Trump Continues to Lie About His Fake Renoir

One of the lies President Trump likes to tell is that his Renoir is real, but it turns out that might not be the case.

Image of the genuine painting by Pierre-Auguste Renoir, “Two Sisters (On the Terrace)” (1881), which hangs in the Art Institute of Chicago (Public Domain image)

Since 1933, Pierre-August Renoir’s painting, “Two Sisters (On the Terrace)” has hung in the Art Institute of Chicago, which has owned the portrait all this time. But is it a fake? Or did Renoir paint more than one version? In Donald Trump’s mystifying mind, one of these scenarios is true. Along with giving to charity, drawing large crowds, and having a lot of great plans, Trump has reportedly also bragged about owning the original “Two Sisters (On the Terrace).” And like many of his boasts, it’s one he seems to like to bring up whenever he gets the chance.

This clear lie comes to light in a recent episode of Vanity Fair‘s “Inside the Hive” podcast, in which Trump biographer Tim O’Brien shares an anecdote from a few years ago, in a brighter, pre-Trump era. The pair was riding in Trump’s private jet, where a copy of the famous Renoir was hanging, and the men ended up arguing over whether or not it was original.

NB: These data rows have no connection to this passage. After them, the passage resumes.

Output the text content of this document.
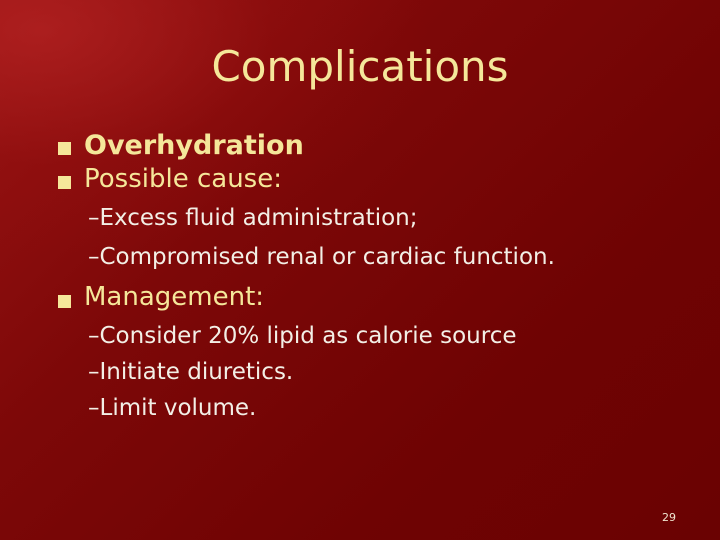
Complications
Overhydration
Possible cause:
–Excess fluid administration;
–Compromised renal or cardiac function.
Management:
–Consider 20% lipid as calorie source
–Initiate diuretics.
–Limit volume.
29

“Donald, it’s not,” O’Brien insisted, multiple times. “I grew up in Chicago, that Renoir is called ‘Two Sisters on the Terrace,’ and it’s hanging on a wall at the Art Institute of Chicago.”

After some back-and-forth with the real estate mogul, he chose to drop the conversation and carry on with more important business. Trump, however, being Trump, did not give up. The next day, back on the plane with his biographer, he gestured at the painting and said, “You know, that’s an original Renoir.” O’Brien decided to not engage.

The Renoir eventually found a home at Trump Tower in New York after Trump sold his jet for, of course, a bigger one. Cameras caught a glimpse of it during an interview Trump gave on “60 Minutes” after winning the 2016 election. The colors add a hint of softness to an otherwise gold-gilded and marble-clad room.

“I’m sure he’s still telling people who come into the apartment, ‘It’s an original, it’s an original,'” O’Brien told Vanity Fair‘s Nick Bilton on the podcast. “He believes his own lies in a way that lasts for decades. He’ll tell the same stories time and time again, regardless of whether or not facts are right in front of his face.”

And the facts really would be in front of his face if the President visited the Art Institute of Chicago. The Chicago Tribune even reached out to the museum to clarify that it owns the genuine Renoir — because we’re in an age where we have to go there — and spokeswoman Amanda Hicks noted that the institute is “satisfied that our version is real.” The museum has owned the painting since 1933 when it was bequeathed by philanthropist Annie Swan Coburn upon her death the prior year. She had purchased it in 1925 from art dealer Paul Durand-Ruel, who bought it straight from the Impressionist in 1881, for 1,500 francs. The White House did not respond to the Tribune‘s questions about the provenance of Trump’s “Renoir.”

At least we can confirm that Trump is clearly not in the “Renoir is ‘Aesthetic Terrorism‘” camp.